Right of Publicity Claim over Straight Outta Compton Gets Kicked Straight Outta Court
In August 2015, the film Straight Outta Compton was released. It’s a biopic about the struggles of several young African American males who formed the musical group “N.W.A.” back in the 1980s. A key player in the film is N.W.A.’s manager, Jerry Heller, who managed the group through tumultuous times. Heller is portrayed as a “bad guy” in the film who was allegedly responsible for bungling his managerial duties for the group and otherwise engaging in various misdeeds. As one might suspect, the real-life Jerry Heller sued NBC Universal and a whole cast of defendants for various claims, including defamation, libel, and violation of his right of publicity, to name just a few. Heller noted in his complaint that “[i]n the film, ‘Jerry Heller’ is played by actor Paul Giamatti. Plaintiff never approved to [sic] this portrayal. Defendants did not even bother to give the character a fictional name, like ‘Garry Beller,’ for example.” The Defendants moved to dismiss.
The U.S. District Court for the Central District of California dismissed the right of publicity claim with prejudice. According to the Court’s brief analysis, “no cause of action will lie for the publication of matters in the public interest.” The Court observed that the “public interest defense” is “rooted in the First Amendment, which permits film producers to depict matters in the public arena without fear of liability.” Because Straight Outta Compton concerns “a public controversy over Plaintiff’s tumultuous relationship with the hugely successful N.W.A.,” the Court found the right of publicity claim subordinate to the First Amendment.
If the Court’s ruling stands, it will provide even greater protection for filmmakers than the most recent 9th Circuit case on the issue. As we observed here, the 9th Circuit handed down a right of publicity decision involving the feature film The Hurt Locker.
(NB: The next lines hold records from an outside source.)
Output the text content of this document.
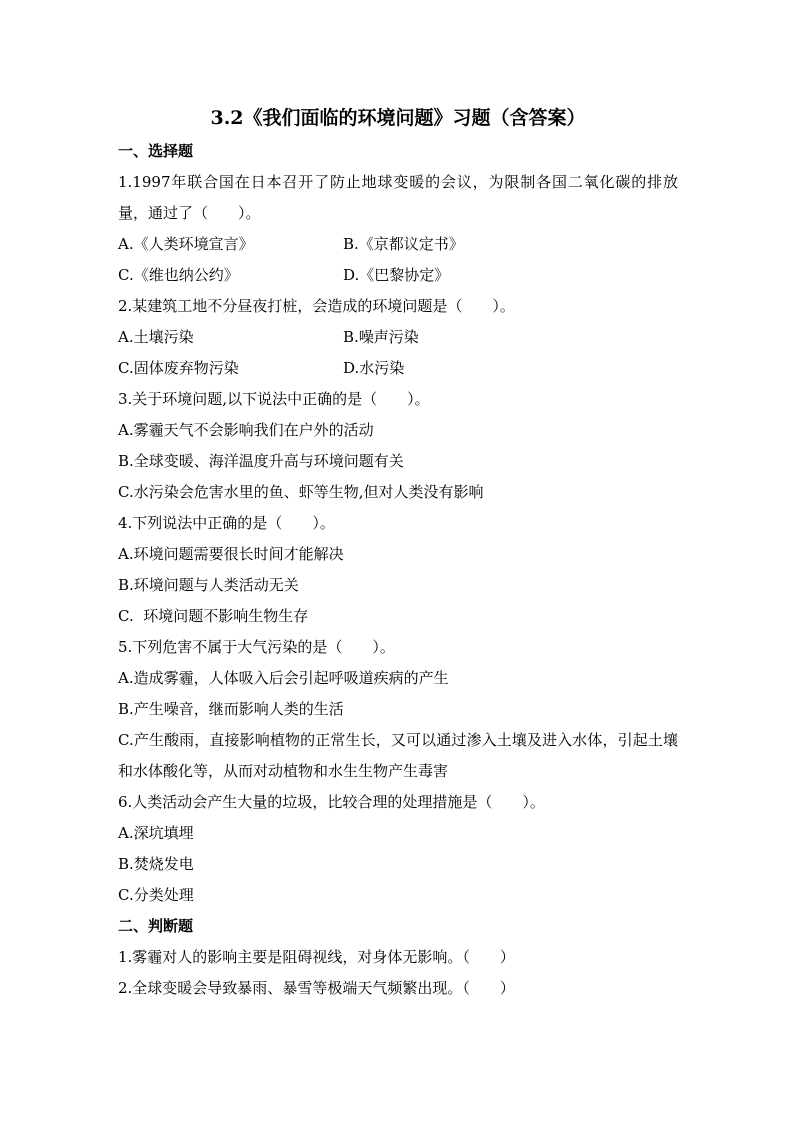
3.2《我们面临的环境问题》习题（含答案）
一、选择题
1.1997年联合国在日本召开了防止地球变暖的会议，为限制各国二氧化碳的排放量，通过了（　　）。
A.《人类环境宣言》	B.《京都议定书》
C.《维也纳公约》	D.《巴黎协定》
2.某建筑工地不分昼夜打桩，会造成的环境问题是（　　）。
A.土壤污染	B.噪声污染
C.固体废弃物污染	D.水污染
3.关于环境问题,以下说法中正确的是（　　）。
A.雾霾天气不会影响我们在户外的活动
B.全球变暖、海洋温度升高与环境问题有关
C.水污染会危害水里的鱼、虾等生物,但对人类没有影响
4.下列说法中正确的是（　　）。
A.环境问题需要很长时间才能解决
B.环境问题与人类活动无关
C.  环境问题不影响生物生存
5.下列危害不属于大气污染的是（　　）。
A.造成雾霾，人体吸入后会引起呼吸道疾病的产生
B.产生噪音，继而影响人类的生活
C.产生酸雨，直接影响植物的正常生长，又可以通过渗入土壤及进入水体，引起土壤和水体酸化等，从而对动植物和水生生物产生毒害
6.人类活动会产生大量的垃圾，比较合理的处理措施是（　　）。
A.深坑填埋
B.焚烧发电
C.分类处理
二、判断题
1.雾霾对人的影响主要是阻碍视线，对身体无影响。（　　）
2.全球变暖会导致暴雨、暴雪等极端天气频繁出现。（　　）
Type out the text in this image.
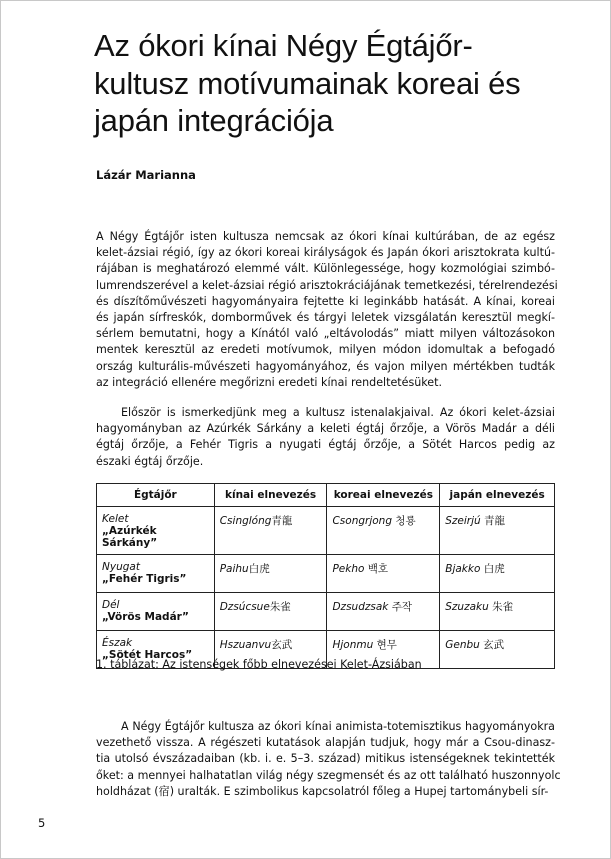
Az ókori kínai Négy Égtájőr-
kultusz motívumainak koreai és
japán integrációja
Lázár Marianna
A Négy Égtájőr isten kultusza nemcsak az ókori kínai kultúrában, de az egész
kelet-ázsiai régió, így az ókori koreai királyságok és Japán ókori arisztokrata kultú-
rájában is meghatározó elemmé vált. Különlegessége, hogy kozmológiai szimbó-
lumrendszerével a kelet-ázsiai régió arisztokráciájának temetkezési, térelrendezési
és díszítőművészeti hagyományaira fejtette ki leginkább hatását. A kínai, koreai
és japán sírfreskók, domborművek és tárgyi leletek vizsgálatán keresztül megkí-
sérlem bemutatni, hogy a Kínától való „eltávolodás” miatt milyen változásokon
mentek keresztül az eredeti motívumok, milyen módon idomultak a befogadó
ország kulturális-művészeti hagyományához, és vajon milyen mértékben tudták
az integráció ellenére megőrizni eredeti kínai rendeltetésüket.
Először is ismerkedjünk meg a kultusz istenalakjaival. Az ókori kelet-ázsiai
hagyományban az Azúrkék Sárkány a keleti égtáj őrzője, a Vörös Madár a déli
égtáj őrzője, a Fehér Tigris a nyugati égtáj őrzője, a Sötét Harcos pedig az
északi égtáj őrzője.
Égtájőr	kínai elnevezés	koreai elnevezés	japán elnevezés

Kelet
„Azúrkék Sárkány”	Csinglóng青龍	Csongrjong 청룡	Szeirjú 青龍

Nyugat
„Fehér Tigris”	Paihu白虎	Pekho 백호	Bjakko 白虎

Dél
„Vörös Madár”	Dzsúcsue朱雀	Dzsudzsak 주작	Szuzaku 朱雀

Észak
„Sötét Harcos”	Hszuanvu玄武	Hjonmu 현무	Genbu 玄武
1. táblázat: Az istenségek főbb elnevezései Kelet-Ázsiában
A Négy Égtájőr kultusza az ókori kínai animista-totemisztikus hagyományokra
vezethető vissza. A régészeti kutatások alapján tudjuk, hogy már a Csou-dinasz-
tia utolsó évszázadaiban (kb. i. e. 5–3. század) mitikus istenségeknek tekintették
őket: a mennyei halhatatlan világ négy szegmensét és az ott található huszonnyolc
holdházat (宿) uralták. E szimbolikus kapcsolatról főleg a Hupej tartománybeli sír-
5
There, the Court upheld the dismissal of the claim noting the important First Amendment protection afforded to “storytellers and artists who take the raw materials of life—including the stories of real individuals, ordinary or extraordinary—and transform them into art, be it articles, books, movies or plays.” Even “more critically” though, the 9th Circuit found that Sergeant Jeffrey Sarver—the individual whose publicity rights were allegedly violated—had not “invested time and money to build up economic value in a marketable performance or identity.” Rather, he was a “private person” who “expressly disavowed the notion that he sought to attract public attention to himself.”
Unlike Sergeant Sarver, Mr. Heller does not appear to shy away from the limelight. In fact, Mr. Heller alleged in his initial Complaint that he is a “highly successful and respected business professional.” He also claims that he struck a deal to collaborate with Defendants on a screenplay relating to the story of N.W.A. These facts alone would arguably seem to take Mr. Heller’s claims outside of The Hurt Locker holding.
For now, though, Mr. Heller’s right of publicity claim is kicked straight outta court. We will see if he can stop the hurtin’ if he takes his case up to the 9th Circuit.